Tony Perkins' 1976 Saturday Night Live -- and Some Other SNL Nostalgia(Jill Clayburgh)
I have obtained the streaming service "Hulu" and I spent a coupla days in a "deep dive" into the Saturday Night Live channel.
Its oddly set up. They have the first five seasons ...and then everything leaps a few decades to the last 20 years or so. Missing: the Eddie Murphy years, much of the great 90's years.
But oh boy...just those first five seasons. What a memory trip.
SNL debuted in the 1975-1976 TV season. There were some pretty hip movies out in those months: Jaws had just dominated the summer(hence the "land shark" gag on SNL); Cuckoo's Nest would dominate the fall(along with a personal favorite, Robert Redford in Three Days of the Condor); movies as varied as Taxi Driver, All the President's Men and Family Plot would be on the nation's screens from February through April 1976 as SNL continued its first year.
And yet: even as all those movies were lush and plush and modern, SNL looked PRIMITIVE. It looked like 1955, not 1975. Old-style TV production, a purposely "cave dark" soundstage, absolute minimum sets and production values. By contrast, the SNL of the 2017-2018 season is HD-crystalline (the Weekend Update set is now Post Space Age) and digital and "perfect." Somehow the dark shagginess of the Chase-Belushi-Ackroyd-Radner era seemed quaint.

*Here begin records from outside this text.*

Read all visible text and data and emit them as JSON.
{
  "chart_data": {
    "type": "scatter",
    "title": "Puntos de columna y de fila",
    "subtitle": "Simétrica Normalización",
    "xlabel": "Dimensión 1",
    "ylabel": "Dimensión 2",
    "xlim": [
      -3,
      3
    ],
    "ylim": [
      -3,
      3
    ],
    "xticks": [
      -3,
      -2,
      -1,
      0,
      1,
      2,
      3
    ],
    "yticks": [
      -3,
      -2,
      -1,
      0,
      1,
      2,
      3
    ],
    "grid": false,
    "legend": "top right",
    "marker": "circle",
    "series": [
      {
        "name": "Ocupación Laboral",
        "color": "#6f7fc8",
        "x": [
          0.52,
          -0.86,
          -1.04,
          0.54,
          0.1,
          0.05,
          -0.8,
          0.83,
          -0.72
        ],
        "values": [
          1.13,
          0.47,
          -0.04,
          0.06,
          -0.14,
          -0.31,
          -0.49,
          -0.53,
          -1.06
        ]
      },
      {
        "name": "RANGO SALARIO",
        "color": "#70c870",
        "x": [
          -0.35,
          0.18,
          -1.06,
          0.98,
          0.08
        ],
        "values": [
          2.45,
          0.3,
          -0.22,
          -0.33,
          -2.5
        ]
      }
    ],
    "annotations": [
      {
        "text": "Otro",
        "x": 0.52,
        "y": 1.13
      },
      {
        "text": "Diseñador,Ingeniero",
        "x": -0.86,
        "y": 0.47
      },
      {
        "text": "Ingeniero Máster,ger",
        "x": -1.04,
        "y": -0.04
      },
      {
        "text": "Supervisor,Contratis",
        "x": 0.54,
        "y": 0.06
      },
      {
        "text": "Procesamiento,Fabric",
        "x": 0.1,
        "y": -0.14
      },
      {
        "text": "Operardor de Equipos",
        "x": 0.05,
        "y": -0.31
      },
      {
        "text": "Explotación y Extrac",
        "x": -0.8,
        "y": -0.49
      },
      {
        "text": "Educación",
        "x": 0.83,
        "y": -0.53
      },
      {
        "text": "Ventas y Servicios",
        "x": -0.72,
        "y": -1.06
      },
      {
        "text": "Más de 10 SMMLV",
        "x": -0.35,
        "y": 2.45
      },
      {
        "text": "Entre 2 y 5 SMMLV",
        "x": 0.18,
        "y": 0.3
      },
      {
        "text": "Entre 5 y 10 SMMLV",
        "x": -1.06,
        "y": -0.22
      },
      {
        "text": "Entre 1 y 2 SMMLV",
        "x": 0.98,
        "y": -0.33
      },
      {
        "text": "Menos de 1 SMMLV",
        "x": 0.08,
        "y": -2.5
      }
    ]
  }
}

SNL got some "big wheels" to host that first season: George Carlin(first show), Richard Pryor, Lily Tomlin. Chase and the rest were intended almost as "window dressing" to the REAL comic geniuses.
And yet, as the first season went on , the hosts became less starry(Robert Klein, Peter Boyle, the charming married couple Dick Benjamin and Paula Prentiss) and the "Not Ready for Prime Time Players" made their marks...laid the groundwork for the New Hollywood movie stardom that was only a few years away for some of them.
Interesting: some of those first season episodes had two musical guests -- Billy Preston AND Janis Ian, for instance.
I found the Anthony Perkins episode(which, interestingly enough, played fairly close in time to the release of Family Plot) and its famous "Norman Bates School of Motel Management" spoof. That was a really BIG deal in 1976, I recall, because Tony Perkins hadn't been much willing to acknowledge Psycho back then (he felt it had overcome his career), Psycho II was still 7 years away, it was FUN and kinda thrilling to see him acknowledge Psycho.
And he did it a coupla more times in the episode. After "Norman Bates School," Perkins came on later to introduce "scenes from cheap horror movies I did after Psycho." Perkins introduction: "Everyone knows me best from Alfred Hitchcock's horror classic Psycho, but you may not know that I made a lot of cheap horror rip offs after it." (This is not true, BTW, Perkins expressly TURNED DOWN horror scripts for many years after Psycho.)
The three horror movies spoofs that followed -- "Terror Lunch," "Dressed to Kill"(yep) and "Driven to School" -- ranged from weirdly abstract to pretty bad as comedy. I had a college friend who LOVED these spoofs and LOVED Ackroyd's weird overdone narration: "Driven, driven, DRIVEN...to SCHOOL!" But me, ah, no, not too funny.
And in "Driven to School," Perkins keeps putting on a wig and speaking in an old lady voice as his mother and its....really a terrible acting job, several levels down from the classic presentation of Psycho.
Interesting: Perkins does the whole episode -- even Norman Bates School -- wearing eyeglasses, which rather ruins the "cute Tony Perkins effect." Indeed Norman Bates with eyeglasses is just plain wrong (though the chubby Bates of the novel wore them.)
Interesting: In 1976, Perkins was already speaking in that weird, sing-song robotic voice he uses in Psycho II and the other sequels. Its as if the truly great 1960 performance Perkins gave as Norman Bates is long gone, over...THAT great actor is GONE.
Interesting: In that first season of SNL, they had Muppets. Perkins does not one, but two sketches with Muppets. Its pretty weird. Norman Bates and Muppets.